China battles with industrial pollution

As China's economy develops, concern grows over the cost to the environment, estimated at more than $27 billion each year.

LAST May, the Capital Iron and Steel Complex, one of China’s largest industrial enterprises, was fined 200,000 yuan (S$55,600) for building three converters without approval from the Environmental Protection Department.

Also in that month, 3,000 Chinese enterprises, including power, petrochemical and aluminium plants, were blacklisted by newspapers as the major sources of industrial pollution.

These harsh measures are needed to curb a growing problem in China.

Says Mr Xie Zhenhua, director of the State Environmental Protection Agency (Sepa): "These moves are in keeping with our efforts to battle against increasing industrial pollution."

As its economy gathers momentum, China faces a serious challenge: How to modernise the industry without contaminating the environment.

In the last 10 years, China’s GNP has more than doubled, reaching 2,350 billion yuan last year.

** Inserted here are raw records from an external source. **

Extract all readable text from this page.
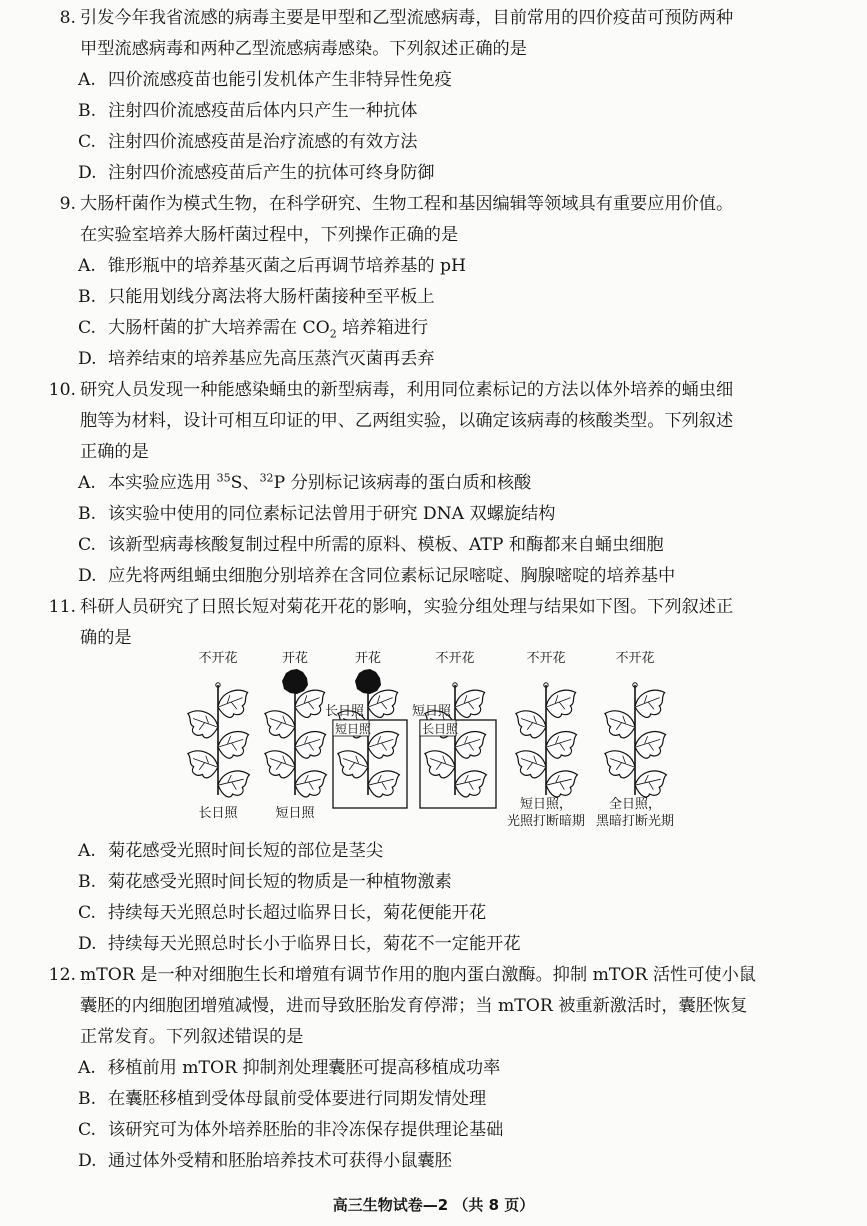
8. 引发今年我省流感的病毒主要是甲型和乙型流感病毒，目前常用的四价疫苗可预防两种
甲型流感病毒和两种乙型流感病毒感染。下列叙述正确的是
A. 四价流感疫苗也能引发机体产生非特异性免疫
B. 注射四价流感疫苗后体内只产生一种抗体
C. 注射四价流感疫苗是治疗流感的有效方法
D. 注射四价流感疫苗后产生的抗体可终身防御
9. 大肠杆菌作为模式生物，在科学研究、生物工程和基因编辑等领域具有重要应用价值。
在实验室培养大肠杆菌过程中，下列操作正确的是
A. 锥形瓶中的培养基灭菌之后再调节培养基的 pH
B. 只能用划线分离法将大肠杆菌接种至平板上
C. 大肠杆菌的扩大培养需在 $CO_2$ 培养箱进行
D. 培养结束的培养基应先高压蒸汽灭菌再丢弃
10. 研究人员发现一种能感染蛹虫的新型病毒，利用同位素标记的方法以体外培养的蛹虫细
胞等为材料，设计可相互印证的甲、乙两组实验，以确定该病毒的核酸类型。下列叙述
正确的是
A. 本实验应选用 $^{35}$S、$^{32}$P 分别标记该病毒的蛋白质和核酸
B. 该实验中使用的同位素标记法曾用于研究 DNA 双螺旋结构
C. 该新型病毒核酸复制过程中所需的原料、模板、ATP 和酶都来自蛹虫细胞
D. 应先将两组蛹虫细胞分别培养在含同位素标记尿嘧啶、胸腺嘧啶的培养基中
11. 科研人员研究了日照长短对菊花开花的影响，实验分组处理与结果如下图。下列叙述正
确的是
不开花	开花	开花	不开花	不开花	不开花
长日照
短日照
短日照
长日照
长日照	短日照
短日照，
光照打断暗期
全日照，
黑暗打断光期
A. 菊花感受光照时间长短的部位是茎尖
B. 菊花感受光照时间长短的物质是一种植物激素
C. 持续每天光照总时长超过临界日长，菊花便能开花
D. 持续每天光照总时长小于临界日长，菊花不一定能开花
12. mTOR 是一种对细胞生长和增殖有调节作用的胞内蛋白激酶。抑制 mTOR 活性可使小鼠
囊胚的内细胞团增殖减慢，进而导致胚胎发育停滞；当 mTOR 被重新激活时，囊胚恢复
正常发育。下列叙述错误的是
A. 移植前用 mTOR 抑制剂处理囊胚可提高移植成功率
B. 在囊胚移植到受体母鼠前受体要进行同期发情处理
C. 该研究可为体外培养胚胎的非冷冻保存提供理论基础
D. 通过体外受精和胚胎培养技术可获得小鼠囊胚
高三生物试卷—2 （共 8 页）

However, the volume of discharged industrial wastes did not increase as quickly during the period, owing to the adoption of various protection measures, Mr Xie says.

Since the ‘80s, four laws and more than 20 regulations have been enacted to form the legal frame for environmental protection.

The country has also instituted a nationwide pollution monitoring network with 2,131 substations. The amount spent on pollution treatment has increased from 2.19 billion yuan in 1982 to 6.47 billion yuan last year.


Before a new plant can begin production, Mr Xie says, anti-pollution devices must be installed. Polluting factories face fines, and must remedy problem or face closure.

In Beijing alone, more than 8,000 industrial polluters took measures to reduce pollution during the last 10 years, with 212 factories and workshops having moved away from urban areas, and another 700 closed.

Nationwide, 41,800 waste water treatment devices have been installed. With a daily handling capacity of 52 million tonnes, they can treat 63.5 per cent of China’s industrial waste water.

Meanwhile, more than 200,000 industrial boilers have been renovated, capable of purifying 64.7 per cent of the factories’ toxic waste.

"Though we have made some gains in pollution control," says Mr Xie, "the situation remains grim, since the total amount of discharged industrial pollutants continues to increase as the economy grows."

According to one estimate, more than 100 billion is lost annually to environmental damage.

One of the major headaches for Chinese pollution fighters is what the experts call "structure pollution": The energy structure is such that coal accounts for 70 per cent of China’s energy. National annual consumption of coal has reached 1.1 billion tonnes.

The burning of coal annually produces 17 million tonnes of sulphur dioxide, second only to the United States’ 21 million tonnes.

As a result, acid rain has begun to wreak havoc in various parts of China, from the southwest to the south and the east.

The installation of desulphurisation devices on industrial chimneys is expensive, accounting for some 30 per cent of the total investment of a thermal power plant, says Sepa.

China plans to invest 1.5 billion yuan to reduce the discharge of sulphur dioxide. The project, beginning this year and continuing until 2000, aims at limiting the annual discharge to 21 million tonnes by 2000.

In its battle against industrial pollution, China has found allies in international financial institutions.

So far, 15 environmental protection projects have received loans totalling US$1.5 billion (S$2.4 billion) from the World Bank and the Asian Development Bank. One such project will establish models for "clean production", which advocates recycling wastes.

A national working conference on environmental protection is being held this month in Shanghai, Sepa sources say.

"Those who advocate speedy development of our national economy should heed the siren sounding against pollution," says Mr Xie. "We must fight pollution with much more force."

— China Features

MORE TOWNSHIP FACTORIES

ANOTHER cause for concern is the current boom in township industrial enterprises. From 1985 to last year, these small-scale enterprises, usually run by collectives, households or individuals in the China’s rural areas, increased their industrial production to account for more than one-third of the national total. The pollutants they produce also rose from 10 per cent of the national total in 1988 to the present 20 per cent.

Township enterprises use largely backward equipment, which consumes more energy and raw materials and produces more pollutants. For instance, a village-run paper mill with an annual output of 1,000 tonnes would find it impossible to invest in an expensive alkaline recovery device. As a result, the "black liquid" discharged by 1,000 such mills in central China’s Henan province has contaminated many rivers.

Efforts are now being made to close down serious polluters, and to study anti-pollution methods appropriate for such enterprises.